[PythonCE] remote-console

Thomas Heller theller at ctypes.org
Wed Feb 21 14:35:10 CET 2007


Ruben Miguelez Garcia schrieb:
>> Ah, great.  Yes, the current version only works on Windows, it requires
>> that the device is connected via ActiveSync.  The CeRemoteAPI is used to
>> transfer the client script to the device, and start the interpreter there. 
>> Sorry for this limitation.  
> 
>> Is there something on Linux that allows to 
>> transfer files and start processes on the PDA?
> 
> I really don't know because I didn't have time to investigate it and my 
> application is already finished, so I won't work more with the PDA for some 
> time.
> 
> But I think It should be possible.
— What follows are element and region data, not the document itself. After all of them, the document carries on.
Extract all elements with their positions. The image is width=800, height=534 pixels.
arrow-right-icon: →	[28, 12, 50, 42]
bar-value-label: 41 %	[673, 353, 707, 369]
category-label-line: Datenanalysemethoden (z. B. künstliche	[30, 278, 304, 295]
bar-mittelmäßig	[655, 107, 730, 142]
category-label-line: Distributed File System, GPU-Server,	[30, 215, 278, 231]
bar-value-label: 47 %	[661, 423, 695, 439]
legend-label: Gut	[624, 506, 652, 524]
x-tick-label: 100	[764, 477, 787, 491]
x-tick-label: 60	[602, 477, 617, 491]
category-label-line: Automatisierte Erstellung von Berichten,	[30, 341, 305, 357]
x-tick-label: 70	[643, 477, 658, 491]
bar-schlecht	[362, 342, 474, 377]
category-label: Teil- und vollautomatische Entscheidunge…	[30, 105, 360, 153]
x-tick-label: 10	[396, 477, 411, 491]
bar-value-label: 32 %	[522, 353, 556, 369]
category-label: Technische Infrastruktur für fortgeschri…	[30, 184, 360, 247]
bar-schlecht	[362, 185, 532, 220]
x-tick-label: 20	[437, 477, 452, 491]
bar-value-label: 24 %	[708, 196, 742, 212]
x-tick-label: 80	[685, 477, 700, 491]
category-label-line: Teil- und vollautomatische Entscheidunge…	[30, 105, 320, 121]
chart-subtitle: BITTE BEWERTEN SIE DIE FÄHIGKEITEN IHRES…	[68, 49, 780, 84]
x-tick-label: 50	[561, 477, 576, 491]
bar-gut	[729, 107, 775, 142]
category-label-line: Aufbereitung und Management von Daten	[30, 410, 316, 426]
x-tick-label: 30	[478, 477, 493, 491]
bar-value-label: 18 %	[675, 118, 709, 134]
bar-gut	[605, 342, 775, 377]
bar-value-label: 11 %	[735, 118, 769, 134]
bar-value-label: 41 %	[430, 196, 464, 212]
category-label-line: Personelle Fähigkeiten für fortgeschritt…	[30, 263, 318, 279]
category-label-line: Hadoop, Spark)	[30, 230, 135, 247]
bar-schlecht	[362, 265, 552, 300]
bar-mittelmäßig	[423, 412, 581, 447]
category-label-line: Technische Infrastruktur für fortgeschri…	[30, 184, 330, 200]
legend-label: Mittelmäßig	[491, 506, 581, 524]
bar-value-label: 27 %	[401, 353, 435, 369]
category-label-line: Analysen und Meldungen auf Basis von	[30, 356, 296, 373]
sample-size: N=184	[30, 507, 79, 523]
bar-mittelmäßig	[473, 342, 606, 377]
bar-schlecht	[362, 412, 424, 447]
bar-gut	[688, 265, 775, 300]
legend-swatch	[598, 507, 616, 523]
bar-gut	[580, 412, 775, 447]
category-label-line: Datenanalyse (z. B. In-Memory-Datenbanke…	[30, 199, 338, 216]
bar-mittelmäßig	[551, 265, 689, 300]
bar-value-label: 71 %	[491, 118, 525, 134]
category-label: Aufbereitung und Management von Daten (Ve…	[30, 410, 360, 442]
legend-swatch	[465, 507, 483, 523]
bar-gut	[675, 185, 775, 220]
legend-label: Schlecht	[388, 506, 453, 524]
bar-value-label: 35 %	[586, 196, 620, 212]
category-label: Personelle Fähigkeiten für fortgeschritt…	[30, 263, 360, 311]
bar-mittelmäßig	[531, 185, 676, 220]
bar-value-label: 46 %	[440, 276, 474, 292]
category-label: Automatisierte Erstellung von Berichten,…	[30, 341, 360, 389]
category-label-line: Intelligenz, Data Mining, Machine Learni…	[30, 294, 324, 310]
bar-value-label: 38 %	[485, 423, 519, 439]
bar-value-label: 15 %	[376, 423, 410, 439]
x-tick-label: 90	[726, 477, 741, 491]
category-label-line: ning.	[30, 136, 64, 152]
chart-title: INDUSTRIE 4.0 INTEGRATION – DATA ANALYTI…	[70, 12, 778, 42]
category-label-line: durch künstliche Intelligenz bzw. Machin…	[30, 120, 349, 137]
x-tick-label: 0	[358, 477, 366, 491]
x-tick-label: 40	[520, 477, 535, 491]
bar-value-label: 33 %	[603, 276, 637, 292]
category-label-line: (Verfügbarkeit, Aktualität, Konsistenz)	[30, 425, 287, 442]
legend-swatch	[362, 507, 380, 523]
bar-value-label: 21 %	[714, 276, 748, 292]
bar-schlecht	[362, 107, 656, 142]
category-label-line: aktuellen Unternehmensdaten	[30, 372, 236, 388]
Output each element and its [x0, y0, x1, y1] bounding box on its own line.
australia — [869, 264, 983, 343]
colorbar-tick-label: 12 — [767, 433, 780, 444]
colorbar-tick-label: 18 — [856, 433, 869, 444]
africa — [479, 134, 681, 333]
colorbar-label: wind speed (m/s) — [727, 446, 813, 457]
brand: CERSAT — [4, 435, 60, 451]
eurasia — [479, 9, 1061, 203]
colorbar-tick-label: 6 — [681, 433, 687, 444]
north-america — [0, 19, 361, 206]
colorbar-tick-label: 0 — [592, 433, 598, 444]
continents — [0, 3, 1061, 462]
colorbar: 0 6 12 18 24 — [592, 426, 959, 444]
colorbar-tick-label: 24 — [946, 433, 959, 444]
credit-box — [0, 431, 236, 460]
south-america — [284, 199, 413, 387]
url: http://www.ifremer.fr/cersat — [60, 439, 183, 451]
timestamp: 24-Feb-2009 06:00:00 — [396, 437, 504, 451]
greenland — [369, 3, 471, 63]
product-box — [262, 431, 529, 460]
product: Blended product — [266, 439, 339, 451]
I just connected the usb cable from the 
> cradle to my laptop and this is the output from the kernel:
> 
> --------------------
> # dmesg
> usb 2-1: new full speed USB device using uhci_hcd and address 2
> drivers/usb/serial/usb-serial.c: USB Serial support registered for Generic
> usbcore: registered new driver usbserial_generic
> usbcore: registered new driver usbserial
> drivers/usb/serial/usb-serial.c: USB Serial Driver core v2.0
> drivers/usb/serial/usb-serial.c: USB Serial support registered for PocketPC 
> PDA
> drivers/usb/serial/ipaq.c: USB PocketPC PDA driver v0.5
> ipaq 2-1:1.0: PocketPC PDA converter detected
> usb 2-1: PocketPC PDA converter now attached to ttyUSB0
> usbcore: registered new driver ipaq
> ---------------------
> 

I found the synce project on sourceforge.  This contains a rapi library that
emulates the rapi.dll on Windows.

I have adapted the remote console sources so that it also works on linux
(tested on Ubuntu).

I'm not a Linux expert, but here is (in short) what I did:

- Installed the synce-serial, synce-dccm, libsynce0, librapi packages.
- Cradled the CE device into the USB connector (I use a Dell X50 PDA,
  with Windows Mobile 2003)
- Run these commands (some or all of them with sudo):
  modprobe ipaq
  synce-serial-config ttyUSB0
  synce-serial-start

Now the device connects to the PC, and I can run console.py.
Note that there should be no need to adjust anything in the console.py
or the client.py sources (at least if you use the default IP address that
synce suggests: 192.168.131.102).

console.py accepts some command line switches that the python interpreter
also understands.  Useful are probably "-c <statements>" and "-m <module>".